Ling S B, Sun D G, Tang B, Guo C, Zhang Y, Liang R, Wang L M
Department of General Surgery, The Second Affiliated Hospital of Dalian Medical University, Dalian, China.
Cell Mol Biol (Noisy-le-grand). 2012 Dec 5;58 Suppl:OL1803-8.
The Ubiquitin--specific protease 22 (USP22) is a new putative cancer stem cell marker, which plays a significant role in tumorigenesis and cell--cycle progression. However, little is known about the impact of USP22 knock--down on the growth of human hepatoma cell lines. In this study, elevated expression of USP22 was observed in the human HepG2 hepatic cancer cell line compared to the normal human hepatocyte Chang liver cell line. Subsequently, we used siRNA specifically suppressing expression of USP22 and observed that the knock--down of USP22 could effectively induce cell cycle arrest and inhibit HepG2 cell proliferation. Furthermore, our results showed that USP22 deletion caused down--regulation of cyclin D2 expression and up--regulation of p15 and p21 expression.
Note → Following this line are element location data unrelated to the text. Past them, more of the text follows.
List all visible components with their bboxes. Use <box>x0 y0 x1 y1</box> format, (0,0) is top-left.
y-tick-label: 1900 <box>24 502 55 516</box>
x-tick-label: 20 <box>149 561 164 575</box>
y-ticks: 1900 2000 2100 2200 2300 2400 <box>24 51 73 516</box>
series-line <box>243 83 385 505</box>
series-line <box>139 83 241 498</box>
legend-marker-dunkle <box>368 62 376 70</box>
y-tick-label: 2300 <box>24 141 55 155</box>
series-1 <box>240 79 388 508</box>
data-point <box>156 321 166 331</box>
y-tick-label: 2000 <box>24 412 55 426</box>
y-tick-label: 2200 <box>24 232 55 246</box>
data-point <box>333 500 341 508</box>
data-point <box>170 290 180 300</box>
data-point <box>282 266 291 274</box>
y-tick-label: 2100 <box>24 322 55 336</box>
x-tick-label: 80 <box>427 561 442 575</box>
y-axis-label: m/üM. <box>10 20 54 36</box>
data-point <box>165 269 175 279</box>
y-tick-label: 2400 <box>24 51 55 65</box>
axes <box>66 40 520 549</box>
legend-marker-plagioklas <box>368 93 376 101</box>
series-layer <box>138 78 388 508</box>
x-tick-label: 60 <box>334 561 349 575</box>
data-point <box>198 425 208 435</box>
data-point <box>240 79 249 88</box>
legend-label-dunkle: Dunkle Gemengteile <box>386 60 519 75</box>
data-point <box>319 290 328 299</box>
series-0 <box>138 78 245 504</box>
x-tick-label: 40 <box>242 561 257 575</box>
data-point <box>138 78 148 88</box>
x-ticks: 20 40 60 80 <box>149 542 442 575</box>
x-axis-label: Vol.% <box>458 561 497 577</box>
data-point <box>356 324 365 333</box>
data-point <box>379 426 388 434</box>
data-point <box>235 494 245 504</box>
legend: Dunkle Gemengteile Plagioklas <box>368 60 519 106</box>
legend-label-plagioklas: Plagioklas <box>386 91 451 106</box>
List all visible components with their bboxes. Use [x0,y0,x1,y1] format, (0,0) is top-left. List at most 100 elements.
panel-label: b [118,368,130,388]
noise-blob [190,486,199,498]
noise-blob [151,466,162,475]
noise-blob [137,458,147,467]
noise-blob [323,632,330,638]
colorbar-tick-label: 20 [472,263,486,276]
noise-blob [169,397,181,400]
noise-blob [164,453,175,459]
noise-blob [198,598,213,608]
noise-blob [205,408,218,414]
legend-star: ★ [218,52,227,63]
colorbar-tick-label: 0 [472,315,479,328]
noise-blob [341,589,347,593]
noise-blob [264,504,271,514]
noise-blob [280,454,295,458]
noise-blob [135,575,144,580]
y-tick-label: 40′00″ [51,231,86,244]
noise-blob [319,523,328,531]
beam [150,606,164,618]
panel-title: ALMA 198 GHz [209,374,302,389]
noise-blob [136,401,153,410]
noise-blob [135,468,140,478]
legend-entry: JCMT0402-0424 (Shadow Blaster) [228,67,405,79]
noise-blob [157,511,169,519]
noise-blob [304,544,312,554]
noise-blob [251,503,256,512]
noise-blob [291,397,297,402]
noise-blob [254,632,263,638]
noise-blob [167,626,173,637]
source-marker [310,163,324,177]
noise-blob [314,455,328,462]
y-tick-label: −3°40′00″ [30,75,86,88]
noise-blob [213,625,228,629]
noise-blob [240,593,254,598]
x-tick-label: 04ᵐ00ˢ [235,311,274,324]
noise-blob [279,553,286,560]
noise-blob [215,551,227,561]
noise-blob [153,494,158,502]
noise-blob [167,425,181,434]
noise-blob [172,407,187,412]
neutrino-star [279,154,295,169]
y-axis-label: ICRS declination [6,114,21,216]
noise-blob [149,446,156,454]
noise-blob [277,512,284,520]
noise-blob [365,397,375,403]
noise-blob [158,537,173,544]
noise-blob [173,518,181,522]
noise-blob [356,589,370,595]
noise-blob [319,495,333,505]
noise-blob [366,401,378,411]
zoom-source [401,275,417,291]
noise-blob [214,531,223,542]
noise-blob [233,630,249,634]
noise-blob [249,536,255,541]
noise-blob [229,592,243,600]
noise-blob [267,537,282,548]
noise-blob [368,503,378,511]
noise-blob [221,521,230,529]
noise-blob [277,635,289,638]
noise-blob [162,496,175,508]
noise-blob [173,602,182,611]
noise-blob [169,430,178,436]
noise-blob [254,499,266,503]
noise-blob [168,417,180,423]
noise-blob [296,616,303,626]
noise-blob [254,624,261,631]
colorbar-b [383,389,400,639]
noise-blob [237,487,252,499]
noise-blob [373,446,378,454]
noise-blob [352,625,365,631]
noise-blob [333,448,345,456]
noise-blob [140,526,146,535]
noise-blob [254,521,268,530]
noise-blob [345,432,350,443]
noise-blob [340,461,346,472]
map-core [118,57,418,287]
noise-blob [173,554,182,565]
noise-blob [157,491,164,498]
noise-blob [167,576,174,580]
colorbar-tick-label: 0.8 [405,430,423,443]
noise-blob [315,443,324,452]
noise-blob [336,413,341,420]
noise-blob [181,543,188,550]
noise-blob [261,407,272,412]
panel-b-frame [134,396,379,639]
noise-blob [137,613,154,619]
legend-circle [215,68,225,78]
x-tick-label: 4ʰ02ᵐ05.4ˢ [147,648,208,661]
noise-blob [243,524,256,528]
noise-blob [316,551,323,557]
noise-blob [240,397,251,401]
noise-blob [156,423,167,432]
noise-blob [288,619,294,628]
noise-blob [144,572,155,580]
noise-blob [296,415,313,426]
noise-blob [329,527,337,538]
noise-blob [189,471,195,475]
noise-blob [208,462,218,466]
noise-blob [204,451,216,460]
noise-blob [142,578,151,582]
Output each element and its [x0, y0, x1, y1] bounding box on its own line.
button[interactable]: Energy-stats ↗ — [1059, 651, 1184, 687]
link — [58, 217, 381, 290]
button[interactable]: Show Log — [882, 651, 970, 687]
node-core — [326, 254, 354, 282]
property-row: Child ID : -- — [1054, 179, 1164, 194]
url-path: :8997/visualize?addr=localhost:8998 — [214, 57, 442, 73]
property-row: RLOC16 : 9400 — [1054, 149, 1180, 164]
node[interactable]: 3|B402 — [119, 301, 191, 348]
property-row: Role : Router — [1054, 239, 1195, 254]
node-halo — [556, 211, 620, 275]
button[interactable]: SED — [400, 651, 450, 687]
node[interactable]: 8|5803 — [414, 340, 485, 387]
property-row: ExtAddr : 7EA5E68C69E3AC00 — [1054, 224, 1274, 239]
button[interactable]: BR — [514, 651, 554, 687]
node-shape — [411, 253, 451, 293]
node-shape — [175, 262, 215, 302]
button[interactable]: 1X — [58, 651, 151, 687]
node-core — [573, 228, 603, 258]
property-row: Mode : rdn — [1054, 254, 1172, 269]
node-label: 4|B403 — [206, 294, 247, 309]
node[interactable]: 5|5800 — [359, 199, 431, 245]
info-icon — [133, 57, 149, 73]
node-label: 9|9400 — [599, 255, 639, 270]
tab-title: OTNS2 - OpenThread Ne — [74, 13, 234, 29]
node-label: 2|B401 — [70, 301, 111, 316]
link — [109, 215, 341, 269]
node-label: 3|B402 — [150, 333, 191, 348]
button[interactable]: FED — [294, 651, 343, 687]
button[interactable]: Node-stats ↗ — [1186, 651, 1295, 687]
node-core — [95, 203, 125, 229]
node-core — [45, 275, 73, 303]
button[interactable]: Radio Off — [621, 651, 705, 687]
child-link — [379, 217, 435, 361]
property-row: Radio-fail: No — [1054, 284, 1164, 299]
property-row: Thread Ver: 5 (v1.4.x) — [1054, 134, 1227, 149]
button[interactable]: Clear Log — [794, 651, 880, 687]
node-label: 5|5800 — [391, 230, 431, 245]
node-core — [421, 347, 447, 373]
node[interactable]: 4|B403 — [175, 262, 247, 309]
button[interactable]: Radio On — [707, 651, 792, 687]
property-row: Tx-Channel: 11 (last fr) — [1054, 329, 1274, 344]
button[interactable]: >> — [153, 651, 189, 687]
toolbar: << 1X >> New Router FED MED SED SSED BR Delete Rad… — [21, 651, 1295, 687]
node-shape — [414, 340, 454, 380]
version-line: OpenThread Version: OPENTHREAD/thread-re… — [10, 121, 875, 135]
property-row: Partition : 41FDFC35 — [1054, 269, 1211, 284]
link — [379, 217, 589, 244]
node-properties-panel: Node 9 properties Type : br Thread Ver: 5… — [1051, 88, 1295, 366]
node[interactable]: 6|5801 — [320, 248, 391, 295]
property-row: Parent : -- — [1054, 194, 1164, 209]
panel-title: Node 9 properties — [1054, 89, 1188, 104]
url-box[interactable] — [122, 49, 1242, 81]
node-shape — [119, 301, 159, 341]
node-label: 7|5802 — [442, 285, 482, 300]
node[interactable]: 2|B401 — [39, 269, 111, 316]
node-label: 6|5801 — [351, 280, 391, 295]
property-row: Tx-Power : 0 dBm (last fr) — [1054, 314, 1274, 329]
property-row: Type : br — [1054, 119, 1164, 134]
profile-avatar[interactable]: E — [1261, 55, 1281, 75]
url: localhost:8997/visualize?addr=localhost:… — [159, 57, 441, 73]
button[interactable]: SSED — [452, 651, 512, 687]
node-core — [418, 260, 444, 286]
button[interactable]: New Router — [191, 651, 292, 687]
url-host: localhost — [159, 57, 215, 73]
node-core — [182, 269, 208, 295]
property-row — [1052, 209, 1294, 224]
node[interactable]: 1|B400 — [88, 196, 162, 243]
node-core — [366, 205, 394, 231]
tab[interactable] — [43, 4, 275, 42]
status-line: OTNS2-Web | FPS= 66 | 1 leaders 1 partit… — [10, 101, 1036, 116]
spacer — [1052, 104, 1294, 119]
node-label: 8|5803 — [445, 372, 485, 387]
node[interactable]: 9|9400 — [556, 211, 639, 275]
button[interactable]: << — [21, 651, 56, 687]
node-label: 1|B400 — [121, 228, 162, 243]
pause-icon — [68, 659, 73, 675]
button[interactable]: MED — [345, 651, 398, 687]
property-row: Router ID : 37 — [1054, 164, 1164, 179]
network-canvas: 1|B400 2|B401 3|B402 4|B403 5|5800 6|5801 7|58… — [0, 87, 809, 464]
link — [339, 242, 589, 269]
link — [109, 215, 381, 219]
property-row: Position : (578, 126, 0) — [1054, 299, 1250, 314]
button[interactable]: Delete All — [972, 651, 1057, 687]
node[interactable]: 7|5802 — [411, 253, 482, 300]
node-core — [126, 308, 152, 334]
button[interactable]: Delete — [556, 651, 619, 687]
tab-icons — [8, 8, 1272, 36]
Collectively, Our findings indicate that USP22 may be responsible for HepG2 cell growth and USP22 regulates the cell cycle via the c--Myc/cyclin D2 pathway and down--regulating p15 and p21 expression in HepG2 cell.
泛素特异性蛋白酶22(USP22)是一种新的假定癌症干细胞标志物,在肿瘤发生和细胞周期进程中发挥重要作用。然而,关于USP22基因敲低对人肝癌细胞系生长的影响知之甚少。在本研究中,与正常人肝细胞Chang liver细胞系相比,在人HepG2肝癌细胞系中观察到USP22表达升高。随后,我们使用特异性抑制USP22表达的小干扰RNA(siRNA),观察到USP22基因敲低可有效诱导细胞周期停滞并抑制HepG2细胞增殖。此外,我们的结果表明,USP22缺失导致细胞周期蛋白D2表达下调以及p15和p21表达上调。总体而言,我们的研究结果表明,USP22可能与人HepG2细胞生长有关,并且USP22通过c-Myc/细胞周期蛋白D2途径以及下调HepG2细胞中p15和p21的表达来调节细胞周期。